Ongoing, expanded focus reducing all tobacco use

As a health care innovation company, and as a reflection of our purpose to help people on their path to better health, we do not sell vaping products at any CVS Pharmacy location. After years of decline in the youth smoking rate, today young adults who use e-cigarettes are four times more likely to begin smoking traditional cigarettes, according to the Truth Initiative. That’s why, we are is expanding our focus to aggressively tackle this growing epidemic with new partnerships and funding.


We are expanding our focus to aggressively tackle the growing epidemic of youth vaping.


Today, the Aetna Foundation is pledging an additional $2 million to provide educational materials and tools to prevent smoking and vaping to thousands of clinicians who are part of organizations such as the American Academy of Pediatrics, the National Medical Association and the National Association of School Nurses.

This builds on a $10 million commitment announced in June to combat vaping. As part of that effort, the CVS Health Foundation is partnering with Discovery Education and the CATCH Global Foundation, to create an educational curriculum on the dangers of vaping for middle school students that will be made available to every school district in the U.S. These resources will also be made available to parents at no cost. These anti-vaping initiatives build on the accomplishments of the Be The First program to date, including reaching nearly 13 million young people, helping more than 200 colleges and universities in their efforts to go tobacco free, and funding the first-ever vaping cessation program in partnership with the Truth Initiative.

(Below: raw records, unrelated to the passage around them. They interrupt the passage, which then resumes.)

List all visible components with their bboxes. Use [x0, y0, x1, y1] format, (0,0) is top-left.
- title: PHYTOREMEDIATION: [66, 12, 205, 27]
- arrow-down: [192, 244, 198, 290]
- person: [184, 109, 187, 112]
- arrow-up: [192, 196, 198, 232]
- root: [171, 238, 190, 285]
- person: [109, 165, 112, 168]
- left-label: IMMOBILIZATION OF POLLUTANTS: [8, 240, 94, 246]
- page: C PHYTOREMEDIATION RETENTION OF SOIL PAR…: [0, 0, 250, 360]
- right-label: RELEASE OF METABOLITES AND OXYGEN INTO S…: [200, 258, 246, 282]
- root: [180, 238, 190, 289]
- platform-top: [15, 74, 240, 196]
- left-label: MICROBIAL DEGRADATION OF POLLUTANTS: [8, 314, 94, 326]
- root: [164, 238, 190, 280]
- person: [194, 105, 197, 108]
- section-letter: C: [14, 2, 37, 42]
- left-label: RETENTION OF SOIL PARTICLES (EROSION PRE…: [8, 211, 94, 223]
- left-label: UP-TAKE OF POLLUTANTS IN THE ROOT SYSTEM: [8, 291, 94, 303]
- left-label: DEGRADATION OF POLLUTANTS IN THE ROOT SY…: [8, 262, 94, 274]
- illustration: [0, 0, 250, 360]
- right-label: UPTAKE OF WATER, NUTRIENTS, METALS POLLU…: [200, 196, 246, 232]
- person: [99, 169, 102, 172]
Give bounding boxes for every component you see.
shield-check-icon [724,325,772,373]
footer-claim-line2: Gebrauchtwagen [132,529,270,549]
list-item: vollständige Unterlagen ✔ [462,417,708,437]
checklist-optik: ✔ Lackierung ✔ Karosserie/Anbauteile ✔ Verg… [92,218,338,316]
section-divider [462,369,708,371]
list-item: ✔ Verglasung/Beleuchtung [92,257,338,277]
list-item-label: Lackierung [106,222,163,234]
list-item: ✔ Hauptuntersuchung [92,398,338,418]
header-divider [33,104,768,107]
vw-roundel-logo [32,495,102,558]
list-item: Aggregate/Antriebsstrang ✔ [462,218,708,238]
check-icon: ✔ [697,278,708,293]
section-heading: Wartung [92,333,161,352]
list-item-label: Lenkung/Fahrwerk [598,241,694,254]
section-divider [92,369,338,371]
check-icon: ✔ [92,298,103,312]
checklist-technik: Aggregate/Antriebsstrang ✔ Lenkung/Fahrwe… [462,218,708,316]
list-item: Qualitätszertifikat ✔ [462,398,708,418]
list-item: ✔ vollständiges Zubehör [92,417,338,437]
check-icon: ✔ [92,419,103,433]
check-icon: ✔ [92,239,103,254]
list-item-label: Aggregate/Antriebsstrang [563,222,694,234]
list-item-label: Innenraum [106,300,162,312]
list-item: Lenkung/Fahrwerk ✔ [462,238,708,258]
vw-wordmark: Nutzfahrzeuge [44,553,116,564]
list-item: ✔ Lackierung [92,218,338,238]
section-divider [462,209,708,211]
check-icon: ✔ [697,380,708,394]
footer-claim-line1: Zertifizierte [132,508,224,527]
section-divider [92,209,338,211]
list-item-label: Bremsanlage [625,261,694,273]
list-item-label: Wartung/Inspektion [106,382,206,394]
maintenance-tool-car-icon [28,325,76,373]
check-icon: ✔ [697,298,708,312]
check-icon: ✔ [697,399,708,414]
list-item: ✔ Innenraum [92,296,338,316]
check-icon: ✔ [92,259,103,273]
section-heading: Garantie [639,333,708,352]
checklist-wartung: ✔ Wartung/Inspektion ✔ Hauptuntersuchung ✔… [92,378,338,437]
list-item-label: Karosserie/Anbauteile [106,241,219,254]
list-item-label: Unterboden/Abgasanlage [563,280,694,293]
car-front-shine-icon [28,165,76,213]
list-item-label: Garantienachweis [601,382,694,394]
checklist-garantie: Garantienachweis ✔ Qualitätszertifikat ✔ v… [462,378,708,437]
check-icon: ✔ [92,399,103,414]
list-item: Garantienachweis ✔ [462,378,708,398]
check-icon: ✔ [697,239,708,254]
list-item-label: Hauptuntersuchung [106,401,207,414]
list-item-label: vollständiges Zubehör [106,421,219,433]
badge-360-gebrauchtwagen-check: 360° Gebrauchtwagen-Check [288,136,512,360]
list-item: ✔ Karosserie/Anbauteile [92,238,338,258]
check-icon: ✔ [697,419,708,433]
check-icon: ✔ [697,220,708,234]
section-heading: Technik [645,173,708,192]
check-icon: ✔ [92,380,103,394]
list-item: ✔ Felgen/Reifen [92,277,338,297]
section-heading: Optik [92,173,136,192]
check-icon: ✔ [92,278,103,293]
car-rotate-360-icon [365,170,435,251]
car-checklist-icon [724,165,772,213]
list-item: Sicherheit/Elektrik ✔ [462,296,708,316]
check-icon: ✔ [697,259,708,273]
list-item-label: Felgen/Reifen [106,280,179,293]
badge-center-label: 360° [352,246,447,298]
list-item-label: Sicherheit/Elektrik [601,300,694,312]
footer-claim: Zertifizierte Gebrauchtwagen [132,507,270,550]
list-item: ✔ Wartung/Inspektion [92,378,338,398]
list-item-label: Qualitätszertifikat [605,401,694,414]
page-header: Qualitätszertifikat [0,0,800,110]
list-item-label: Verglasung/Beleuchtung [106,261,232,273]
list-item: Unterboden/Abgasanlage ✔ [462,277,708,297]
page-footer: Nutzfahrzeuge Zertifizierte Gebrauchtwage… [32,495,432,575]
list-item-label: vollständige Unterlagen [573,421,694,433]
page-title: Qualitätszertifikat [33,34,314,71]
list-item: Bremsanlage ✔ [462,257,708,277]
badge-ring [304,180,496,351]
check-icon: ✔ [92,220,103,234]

As we look to 2020, we plan to expand our tobacco-cessation expertise, particularly within the Medicaid program where smoking rates are considerably higher than among all adults. More than a quarter (25.3) of all Medicaid enrollees smoke compared to 11.8 percent of people enrolled in private insurance, according to the Centers for Disease Control and Prevention. A recent study by University of California San Francisco also found that reducing smoking and its associated health effects among Medicaid recipients in each state by just 1 percent would save the Medicaid program an estimated $2.6 billion within one year.

Ending tobacco sales and addressing the e-cigarette epidemic are just the beginning of our broader effort to transform the delivery of health care, one individual and one community at a time. By proactively addressing consumer health needs, we are building a transformative health care company that will engage consumers when and where they need care, help people achieve better health at a lower cost and help simplify a complicated health care system.